A Met Police data breach that saw the names and ranks of staff released has put officers at risk and made many “very nervous”, the police commissioner said.
Sir Mark Rowley said it was “deeply concerning” that the personal data of a “majority of people” at the organisation was leaked, with 47,000 Met employees told about the potential exposure of their photographs and details.
Sir Mark said: “It is deeply concerning. There was data to do with security passes and personal data relating to the majority of people at the organisation, which was breached.
“In most cases, the data breach won’t create extra risk, but in some cases, it definitely will do.”
The breach, which happened this year and was revealed last week, occurred when cybercriminals managed to infiltrate the IT systems of a contractor responsible for printing warrant cards and staff passes.
Sir Mark added: “It has made people very nervous. Officers or staff in any organisation expect their data to be looked after.
“We need to be able to say to our police officers that we set the highest standards for data protection.”
He said the National Crime Agency was investigating the breach and working with people concerned about it.
One officer, who didn’t want to be named, told The Independent that some colleagues were having “sleepless nights” over the leak.
It follows an admission by the Police Service of Northern Ireland (PSNI) that the personal data of all its serving members was accidentally released in response to a freedom of information request on 8 August.
The release included details of about 10,000 PSNI officers and staff, including their surnames and first initials, rank or grade, where they worked and what unit they worked in.
Officers were left “shocked, dismayed, and angry” about the leak, with others asking to bring guns to Catholic mass to protect themselves, according to reports.
On Tuesday, Assistant Chief Constable Chris Todd told the Northern Ireland Affairs Committee that initial “recovery costs” of the breach would be between £24m and £37m. He said individual civil claims were estimated to cost up to £180m.
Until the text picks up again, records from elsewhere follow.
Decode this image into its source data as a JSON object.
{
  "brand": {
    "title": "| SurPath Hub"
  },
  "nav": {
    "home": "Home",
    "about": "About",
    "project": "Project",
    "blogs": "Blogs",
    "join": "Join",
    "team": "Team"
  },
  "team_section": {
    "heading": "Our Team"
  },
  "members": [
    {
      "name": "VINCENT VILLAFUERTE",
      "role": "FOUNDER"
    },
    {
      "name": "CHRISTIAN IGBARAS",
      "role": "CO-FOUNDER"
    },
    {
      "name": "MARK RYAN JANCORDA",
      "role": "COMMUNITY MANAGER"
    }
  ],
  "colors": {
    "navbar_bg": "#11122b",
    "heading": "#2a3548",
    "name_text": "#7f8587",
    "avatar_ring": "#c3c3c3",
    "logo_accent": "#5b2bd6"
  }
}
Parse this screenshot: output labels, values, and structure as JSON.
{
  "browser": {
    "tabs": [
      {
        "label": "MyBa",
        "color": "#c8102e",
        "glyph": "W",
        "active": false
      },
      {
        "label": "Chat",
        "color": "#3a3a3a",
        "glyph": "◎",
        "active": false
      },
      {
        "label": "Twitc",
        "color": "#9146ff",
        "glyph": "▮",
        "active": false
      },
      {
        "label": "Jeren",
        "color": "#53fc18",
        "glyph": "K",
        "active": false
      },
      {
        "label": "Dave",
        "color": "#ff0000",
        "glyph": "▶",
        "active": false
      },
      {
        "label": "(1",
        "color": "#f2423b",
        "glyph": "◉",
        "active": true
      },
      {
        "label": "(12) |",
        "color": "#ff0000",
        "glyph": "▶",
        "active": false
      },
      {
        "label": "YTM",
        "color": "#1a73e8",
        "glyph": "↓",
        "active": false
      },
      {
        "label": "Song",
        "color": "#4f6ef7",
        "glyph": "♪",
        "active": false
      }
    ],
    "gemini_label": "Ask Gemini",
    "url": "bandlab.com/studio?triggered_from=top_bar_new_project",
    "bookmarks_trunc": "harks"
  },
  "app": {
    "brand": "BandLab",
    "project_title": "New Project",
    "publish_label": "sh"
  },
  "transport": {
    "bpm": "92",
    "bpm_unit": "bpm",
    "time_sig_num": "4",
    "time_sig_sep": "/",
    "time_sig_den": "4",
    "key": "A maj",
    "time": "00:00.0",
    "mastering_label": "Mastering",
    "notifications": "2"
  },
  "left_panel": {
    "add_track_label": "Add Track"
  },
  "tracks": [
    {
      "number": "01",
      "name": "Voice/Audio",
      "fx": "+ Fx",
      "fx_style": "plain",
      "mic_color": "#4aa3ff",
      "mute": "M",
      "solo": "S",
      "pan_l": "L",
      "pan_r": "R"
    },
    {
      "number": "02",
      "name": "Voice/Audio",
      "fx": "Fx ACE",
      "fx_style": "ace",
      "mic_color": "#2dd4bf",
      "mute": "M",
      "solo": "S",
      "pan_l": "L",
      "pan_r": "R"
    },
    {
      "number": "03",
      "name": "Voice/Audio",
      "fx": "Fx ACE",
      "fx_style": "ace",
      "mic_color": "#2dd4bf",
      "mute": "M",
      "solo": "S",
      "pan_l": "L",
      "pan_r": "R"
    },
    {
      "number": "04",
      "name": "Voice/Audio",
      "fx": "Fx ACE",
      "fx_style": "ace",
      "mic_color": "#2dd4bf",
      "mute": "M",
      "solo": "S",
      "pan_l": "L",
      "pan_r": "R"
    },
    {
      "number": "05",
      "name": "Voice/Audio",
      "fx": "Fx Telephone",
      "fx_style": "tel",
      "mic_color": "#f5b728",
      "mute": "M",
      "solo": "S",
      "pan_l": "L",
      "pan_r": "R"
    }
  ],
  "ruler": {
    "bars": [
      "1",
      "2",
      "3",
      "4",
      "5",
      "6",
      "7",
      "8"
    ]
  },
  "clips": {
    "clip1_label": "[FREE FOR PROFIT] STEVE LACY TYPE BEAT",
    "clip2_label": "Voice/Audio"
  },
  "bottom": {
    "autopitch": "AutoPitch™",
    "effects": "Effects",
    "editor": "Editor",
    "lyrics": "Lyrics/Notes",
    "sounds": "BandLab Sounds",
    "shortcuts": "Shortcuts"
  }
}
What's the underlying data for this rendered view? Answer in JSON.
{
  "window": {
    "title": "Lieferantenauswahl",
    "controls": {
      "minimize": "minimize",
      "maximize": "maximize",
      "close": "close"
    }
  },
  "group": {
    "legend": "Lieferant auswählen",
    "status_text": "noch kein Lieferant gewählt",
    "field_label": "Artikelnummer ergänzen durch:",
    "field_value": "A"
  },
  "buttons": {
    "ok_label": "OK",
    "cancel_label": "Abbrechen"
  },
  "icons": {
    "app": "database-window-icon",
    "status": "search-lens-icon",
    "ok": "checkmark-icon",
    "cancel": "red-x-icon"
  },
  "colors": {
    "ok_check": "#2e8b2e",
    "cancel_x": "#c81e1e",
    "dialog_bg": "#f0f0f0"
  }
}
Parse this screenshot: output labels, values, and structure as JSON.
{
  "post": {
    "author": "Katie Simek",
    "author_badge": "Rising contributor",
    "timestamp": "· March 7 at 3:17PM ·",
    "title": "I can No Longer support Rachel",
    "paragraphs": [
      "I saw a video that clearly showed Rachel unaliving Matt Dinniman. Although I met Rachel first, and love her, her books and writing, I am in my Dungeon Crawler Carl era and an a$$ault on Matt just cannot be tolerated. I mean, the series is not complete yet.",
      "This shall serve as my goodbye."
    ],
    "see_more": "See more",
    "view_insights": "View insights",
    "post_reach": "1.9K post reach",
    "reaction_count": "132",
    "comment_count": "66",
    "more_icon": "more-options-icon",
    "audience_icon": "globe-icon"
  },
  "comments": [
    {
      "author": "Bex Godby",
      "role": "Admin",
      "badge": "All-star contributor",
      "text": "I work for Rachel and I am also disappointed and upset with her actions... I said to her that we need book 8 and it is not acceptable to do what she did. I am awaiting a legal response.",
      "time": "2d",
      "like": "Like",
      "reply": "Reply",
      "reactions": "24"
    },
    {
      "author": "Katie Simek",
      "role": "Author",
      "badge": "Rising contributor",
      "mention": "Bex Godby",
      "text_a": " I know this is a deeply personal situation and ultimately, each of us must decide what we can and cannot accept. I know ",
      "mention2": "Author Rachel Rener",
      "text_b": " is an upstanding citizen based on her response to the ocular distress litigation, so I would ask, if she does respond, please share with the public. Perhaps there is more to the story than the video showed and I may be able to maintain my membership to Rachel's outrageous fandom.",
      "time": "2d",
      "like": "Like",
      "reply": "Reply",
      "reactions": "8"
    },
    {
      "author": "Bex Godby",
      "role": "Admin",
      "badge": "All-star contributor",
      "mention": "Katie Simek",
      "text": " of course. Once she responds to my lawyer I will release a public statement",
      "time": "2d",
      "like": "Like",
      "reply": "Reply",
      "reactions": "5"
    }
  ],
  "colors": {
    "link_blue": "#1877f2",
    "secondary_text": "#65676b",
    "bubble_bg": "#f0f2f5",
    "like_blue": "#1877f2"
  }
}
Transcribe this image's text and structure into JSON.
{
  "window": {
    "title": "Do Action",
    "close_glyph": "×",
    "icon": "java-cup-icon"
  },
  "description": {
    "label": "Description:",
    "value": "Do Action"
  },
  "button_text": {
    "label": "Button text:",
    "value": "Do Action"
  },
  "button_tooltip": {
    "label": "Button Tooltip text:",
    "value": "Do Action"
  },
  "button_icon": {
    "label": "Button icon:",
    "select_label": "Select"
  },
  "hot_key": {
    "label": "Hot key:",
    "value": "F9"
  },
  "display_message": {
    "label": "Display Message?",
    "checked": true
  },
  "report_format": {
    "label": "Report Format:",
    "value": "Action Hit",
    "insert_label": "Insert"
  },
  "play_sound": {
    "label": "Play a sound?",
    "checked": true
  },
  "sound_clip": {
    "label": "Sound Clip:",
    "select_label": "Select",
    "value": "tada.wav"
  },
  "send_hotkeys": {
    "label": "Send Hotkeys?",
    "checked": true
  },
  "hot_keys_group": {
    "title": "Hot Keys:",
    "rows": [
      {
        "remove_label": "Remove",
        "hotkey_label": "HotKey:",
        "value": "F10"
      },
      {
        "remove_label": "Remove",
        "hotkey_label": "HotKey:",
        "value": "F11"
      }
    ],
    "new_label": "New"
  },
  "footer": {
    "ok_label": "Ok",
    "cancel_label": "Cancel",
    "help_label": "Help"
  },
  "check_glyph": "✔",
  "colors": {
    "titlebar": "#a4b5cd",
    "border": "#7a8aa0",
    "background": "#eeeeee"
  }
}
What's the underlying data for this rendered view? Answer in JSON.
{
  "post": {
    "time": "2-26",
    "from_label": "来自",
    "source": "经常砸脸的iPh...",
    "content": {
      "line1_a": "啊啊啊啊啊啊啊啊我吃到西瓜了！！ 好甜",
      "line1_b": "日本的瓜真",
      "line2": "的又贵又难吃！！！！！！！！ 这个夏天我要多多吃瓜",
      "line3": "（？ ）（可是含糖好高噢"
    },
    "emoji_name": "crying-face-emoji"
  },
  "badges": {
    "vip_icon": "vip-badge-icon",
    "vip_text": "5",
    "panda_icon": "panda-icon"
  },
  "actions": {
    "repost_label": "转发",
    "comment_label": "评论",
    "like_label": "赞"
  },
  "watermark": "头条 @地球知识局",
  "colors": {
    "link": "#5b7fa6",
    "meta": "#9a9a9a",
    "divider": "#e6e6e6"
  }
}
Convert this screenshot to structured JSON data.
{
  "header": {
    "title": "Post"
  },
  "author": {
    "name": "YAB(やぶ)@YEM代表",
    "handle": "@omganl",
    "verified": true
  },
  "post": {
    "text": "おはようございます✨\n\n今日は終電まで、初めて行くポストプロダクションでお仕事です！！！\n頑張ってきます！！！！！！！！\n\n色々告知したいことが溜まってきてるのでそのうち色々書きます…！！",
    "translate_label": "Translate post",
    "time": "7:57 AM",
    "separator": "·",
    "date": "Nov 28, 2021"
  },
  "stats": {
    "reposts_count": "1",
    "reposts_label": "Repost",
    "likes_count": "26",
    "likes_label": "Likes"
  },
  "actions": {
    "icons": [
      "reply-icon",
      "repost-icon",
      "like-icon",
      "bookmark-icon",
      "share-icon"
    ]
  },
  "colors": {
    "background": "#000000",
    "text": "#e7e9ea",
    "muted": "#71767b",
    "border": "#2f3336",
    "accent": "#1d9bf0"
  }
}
Days later, South Yorkshire Police said it was “deeply sorry” for a loss of data including bodycam footage recorded by officers between July 2020 and May 2023. The breach would affect evidence used in 69 ongoing cases, according to police.
The cases ranged from cannabis possession through to domestic abuse and sexual offences, the force told The Independent.
In the same month, Norfolk and Suffolk police disclosed the data of 1,230 people including victims, witnesses and suspects in cases ranging from domestic abuse, sexual offences, assault, theft and hate crime.
The Information Commissioner’s Office said it was investigating both forces. In a statement, the forces said there was no evidence anyone had clicked on links to read the files that had been released.